Alvaro Riascos (Universidad de los Andes)
12 de Noviembre 2020
In this paper we address the accuracy vs. fairness trade-off in state of the art machine learning algorithms for crime prediction. We propose a novel conditional GANs architecture for crime (robberies) prediction in Bogota, capital city of Colombia. The model uses several layers of ConvLSTM neural nets in both the generative and the discriminatory networks. We further condition on past crime intensity maps, weekdays, and holidays. The trained network is able to capture spatio-temporal patterns and outperforms state-of-the-art predictive models such as spatio-temporal Poisson point process, as well as other models trained with the same dataset. Model’s accuracy reaches an area under the Hit Rate – Percentage Area Covered by Hotspots curve of 0.86. However, our predictions suggest that there is a potential bias with heterogeneous effects on vulnerable populations.
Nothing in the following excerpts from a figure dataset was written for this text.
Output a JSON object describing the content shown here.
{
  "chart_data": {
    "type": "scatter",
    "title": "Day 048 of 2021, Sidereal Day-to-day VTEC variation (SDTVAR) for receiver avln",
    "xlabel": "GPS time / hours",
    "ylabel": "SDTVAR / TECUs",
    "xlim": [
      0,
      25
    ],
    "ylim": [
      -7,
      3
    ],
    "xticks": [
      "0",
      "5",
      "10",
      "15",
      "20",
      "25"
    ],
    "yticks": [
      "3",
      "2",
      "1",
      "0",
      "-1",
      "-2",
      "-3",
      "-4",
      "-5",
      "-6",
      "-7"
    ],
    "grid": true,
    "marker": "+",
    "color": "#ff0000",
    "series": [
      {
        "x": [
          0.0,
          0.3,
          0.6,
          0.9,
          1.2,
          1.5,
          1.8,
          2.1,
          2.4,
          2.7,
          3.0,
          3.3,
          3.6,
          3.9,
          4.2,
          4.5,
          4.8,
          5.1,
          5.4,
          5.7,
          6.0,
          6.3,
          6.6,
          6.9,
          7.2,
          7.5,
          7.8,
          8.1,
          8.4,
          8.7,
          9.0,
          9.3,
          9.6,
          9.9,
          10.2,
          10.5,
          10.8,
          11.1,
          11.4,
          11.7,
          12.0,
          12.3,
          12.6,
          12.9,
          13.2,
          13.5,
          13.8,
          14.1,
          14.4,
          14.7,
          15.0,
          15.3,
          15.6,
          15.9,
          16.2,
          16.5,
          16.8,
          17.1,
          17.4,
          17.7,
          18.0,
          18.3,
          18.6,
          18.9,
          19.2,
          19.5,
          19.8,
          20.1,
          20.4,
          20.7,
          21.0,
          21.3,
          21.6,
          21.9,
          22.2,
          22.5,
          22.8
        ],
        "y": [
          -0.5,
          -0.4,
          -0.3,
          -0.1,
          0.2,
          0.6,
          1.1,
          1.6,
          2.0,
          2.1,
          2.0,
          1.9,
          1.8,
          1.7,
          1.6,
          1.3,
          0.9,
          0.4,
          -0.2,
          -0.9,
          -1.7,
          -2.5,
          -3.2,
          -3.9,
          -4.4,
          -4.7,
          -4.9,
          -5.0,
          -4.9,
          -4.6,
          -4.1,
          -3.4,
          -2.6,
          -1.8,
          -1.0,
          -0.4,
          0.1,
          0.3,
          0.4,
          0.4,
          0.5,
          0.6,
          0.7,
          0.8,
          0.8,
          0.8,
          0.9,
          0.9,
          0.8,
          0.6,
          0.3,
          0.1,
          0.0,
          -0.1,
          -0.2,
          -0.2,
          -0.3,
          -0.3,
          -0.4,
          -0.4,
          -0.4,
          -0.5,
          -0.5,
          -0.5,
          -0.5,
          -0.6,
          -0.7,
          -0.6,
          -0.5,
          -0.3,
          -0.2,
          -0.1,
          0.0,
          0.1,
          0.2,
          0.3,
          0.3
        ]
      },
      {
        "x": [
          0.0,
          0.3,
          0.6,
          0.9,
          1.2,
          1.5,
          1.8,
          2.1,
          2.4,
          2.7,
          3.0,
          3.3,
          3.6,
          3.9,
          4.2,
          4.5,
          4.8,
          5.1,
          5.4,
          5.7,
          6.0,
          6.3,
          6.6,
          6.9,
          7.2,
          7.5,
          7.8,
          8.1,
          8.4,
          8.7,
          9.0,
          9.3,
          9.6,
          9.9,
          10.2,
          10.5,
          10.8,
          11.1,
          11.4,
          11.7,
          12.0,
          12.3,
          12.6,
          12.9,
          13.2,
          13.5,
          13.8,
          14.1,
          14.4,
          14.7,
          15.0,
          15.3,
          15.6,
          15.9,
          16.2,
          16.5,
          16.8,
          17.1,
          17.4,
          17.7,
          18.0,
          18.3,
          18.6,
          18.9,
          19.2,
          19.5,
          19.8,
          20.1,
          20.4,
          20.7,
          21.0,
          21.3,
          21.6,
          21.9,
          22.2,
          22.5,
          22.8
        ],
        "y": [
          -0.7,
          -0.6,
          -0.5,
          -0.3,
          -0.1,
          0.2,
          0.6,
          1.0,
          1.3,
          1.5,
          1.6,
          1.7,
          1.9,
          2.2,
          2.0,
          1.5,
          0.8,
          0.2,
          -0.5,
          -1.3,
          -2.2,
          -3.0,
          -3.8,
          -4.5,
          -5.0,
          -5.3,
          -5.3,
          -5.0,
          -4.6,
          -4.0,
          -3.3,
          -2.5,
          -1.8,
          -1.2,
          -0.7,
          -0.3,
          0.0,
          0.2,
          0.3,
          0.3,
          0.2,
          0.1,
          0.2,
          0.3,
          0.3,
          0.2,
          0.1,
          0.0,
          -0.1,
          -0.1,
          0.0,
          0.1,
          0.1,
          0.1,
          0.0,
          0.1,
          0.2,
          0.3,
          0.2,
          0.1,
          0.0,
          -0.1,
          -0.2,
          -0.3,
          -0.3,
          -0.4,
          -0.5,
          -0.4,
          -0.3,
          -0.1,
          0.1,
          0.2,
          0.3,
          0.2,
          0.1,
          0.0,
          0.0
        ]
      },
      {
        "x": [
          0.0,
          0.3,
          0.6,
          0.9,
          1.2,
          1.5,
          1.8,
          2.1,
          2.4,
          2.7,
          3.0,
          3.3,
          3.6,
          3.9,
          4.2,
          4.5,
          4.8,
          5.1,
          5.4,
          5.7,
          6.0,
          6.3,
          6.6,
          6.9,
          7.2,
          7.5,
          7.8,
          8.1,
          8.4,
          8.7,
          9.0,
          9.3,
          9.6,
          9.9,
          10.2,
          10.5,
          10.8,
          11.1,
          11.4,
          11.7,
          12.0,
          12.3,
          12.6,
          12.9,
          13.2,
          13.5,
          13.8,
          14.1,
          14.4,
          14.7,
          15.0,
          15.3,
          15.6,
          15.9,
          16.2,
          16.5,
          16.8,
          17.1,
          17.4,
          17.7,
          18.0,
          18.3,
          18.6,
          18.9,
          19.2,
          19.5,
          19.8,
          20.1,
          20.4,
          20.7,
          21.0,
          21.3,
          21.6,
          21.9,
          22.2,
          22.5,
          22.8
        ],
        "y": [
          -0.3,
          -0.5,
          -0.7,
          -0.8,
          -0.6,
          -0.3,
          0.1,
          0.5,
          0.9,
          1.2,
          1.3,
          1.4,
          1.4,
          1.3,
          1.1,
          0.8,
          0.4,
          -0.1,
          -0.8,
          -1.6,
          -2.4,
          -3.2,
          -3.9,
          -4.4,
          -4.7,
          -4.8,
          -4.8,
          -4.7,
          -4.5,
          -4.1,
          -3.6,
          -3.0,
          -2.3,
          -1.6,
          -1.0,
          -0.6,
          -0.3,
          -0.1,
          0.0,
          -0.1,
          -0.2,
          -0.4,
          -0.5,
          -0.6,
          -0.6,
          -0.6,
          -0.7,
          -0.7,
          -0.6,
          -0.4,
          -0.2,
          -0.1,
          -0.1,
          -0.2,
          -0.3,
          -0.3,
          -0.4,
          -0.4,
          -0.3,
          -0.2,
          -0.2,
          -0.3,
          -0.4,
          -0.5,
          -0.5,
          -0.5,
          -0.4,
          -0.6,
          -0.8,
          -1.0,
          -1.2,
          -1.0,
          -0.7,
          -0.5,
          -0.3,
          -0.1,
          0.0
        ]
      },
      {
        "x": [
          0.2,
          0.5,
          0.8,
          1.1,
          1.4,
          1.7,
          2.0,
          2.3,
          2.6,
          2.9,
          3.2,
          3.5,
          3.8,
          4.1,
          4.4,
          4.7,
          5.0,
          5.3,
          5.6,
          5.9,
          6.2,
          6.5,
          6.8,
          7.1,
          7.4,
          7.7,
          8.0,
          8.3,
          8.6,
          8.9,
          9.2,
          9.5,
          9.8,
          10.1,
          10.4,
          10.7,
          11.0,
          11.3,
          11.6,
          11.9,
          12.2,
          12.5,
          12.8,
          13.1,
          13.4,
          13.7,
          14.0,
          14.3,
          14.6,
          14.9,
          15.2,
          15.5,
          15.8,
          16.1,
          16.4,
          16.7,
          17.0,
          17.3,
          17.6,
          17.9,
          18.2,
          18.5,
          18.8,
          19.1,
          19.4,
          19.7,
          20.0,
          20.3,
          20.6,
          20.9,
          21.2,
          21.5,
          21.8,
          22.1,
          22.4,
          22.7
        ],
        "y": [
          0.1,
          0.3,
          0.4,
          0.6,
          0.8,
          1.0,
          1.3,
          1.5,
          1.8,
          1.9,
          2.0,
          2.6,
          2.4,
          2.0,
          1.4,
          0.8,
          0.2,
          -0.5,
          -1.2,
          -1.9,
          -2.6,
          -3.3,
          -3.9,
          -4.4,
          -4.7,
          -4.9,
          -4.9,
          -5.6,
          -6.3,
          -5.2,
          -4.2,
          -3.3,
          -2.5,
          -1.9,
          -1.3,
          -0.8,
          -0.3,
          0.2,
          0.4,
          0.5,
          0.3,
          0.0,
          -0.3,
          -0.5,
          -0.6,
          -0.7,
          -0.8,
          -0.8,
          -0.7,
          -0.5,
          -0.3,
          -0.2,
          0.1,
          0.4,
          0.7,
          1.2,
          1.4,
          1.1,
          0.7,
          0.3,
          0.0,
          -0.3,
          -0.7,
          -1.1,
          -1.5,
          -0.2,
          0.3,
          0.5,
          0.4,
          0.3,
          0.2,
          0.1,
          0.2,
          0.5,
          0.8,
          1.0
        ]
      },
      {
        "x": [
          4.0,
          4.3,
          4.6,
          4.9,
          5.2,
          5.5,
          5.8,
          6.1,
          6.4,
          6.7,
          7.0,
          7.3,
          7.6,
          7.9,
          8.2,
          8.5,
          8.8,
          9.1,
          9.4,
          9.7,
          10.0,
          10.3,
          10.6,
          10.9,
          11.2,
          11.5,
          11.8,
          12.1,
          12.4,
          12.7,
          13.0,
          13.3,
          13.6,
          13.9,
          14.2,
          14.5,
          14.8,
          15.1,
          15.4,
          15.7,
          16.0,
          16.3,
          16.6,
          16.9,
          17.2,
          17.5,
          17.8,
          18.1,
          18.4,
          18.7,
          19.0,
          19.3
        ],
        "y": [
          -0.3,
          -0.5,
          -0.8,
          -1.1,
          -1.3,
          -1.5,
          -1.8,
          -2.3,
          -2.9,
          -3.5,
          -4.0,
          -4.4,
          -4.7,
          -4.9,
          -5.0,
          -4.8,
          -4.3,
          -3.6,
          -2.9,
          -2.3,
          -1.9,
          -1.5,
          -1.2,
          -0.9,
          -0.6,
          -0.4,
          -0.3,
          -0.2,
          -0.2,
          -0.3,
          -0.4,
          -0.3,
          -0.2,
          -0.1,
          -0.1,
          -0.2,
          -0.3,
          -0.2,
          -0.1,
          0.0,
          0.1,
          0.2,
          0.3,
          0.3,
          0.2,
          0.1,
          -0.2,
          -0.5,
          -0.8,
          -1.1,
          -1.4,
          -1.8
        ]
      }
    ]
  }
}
We address the fairness consequence of this model in low income vs. high income residents by estimating a calibration test conditional to these protected variables. Finally, we introduce a fairness – accuracy balancing technique that quantifies the trade-offs between accuracy and fairness in this type of models. This technique notably reduces bias with a marginal effect on accuracy. The previous model addresses the accuracy vs. fairness trade-off when the protected variable is low income vs. high income populations. However, this distinction is quite artificial in our data set since we use a proxy of income based on administrative data records. Therefore, we consider a data driven urban characterization based on city images that better reflect the living, socioeconomic and environmental conditions of the city. To do this we use state-of-the-art crime prediction models of spatio-temporal clustering including environmental covariates extracted through convolutional networks from street-level images. Our model using image features as covariates outperforms a standard model of self-exciting point process and it’s well calibrated, even before we try to fix it using ex post Platt scaling.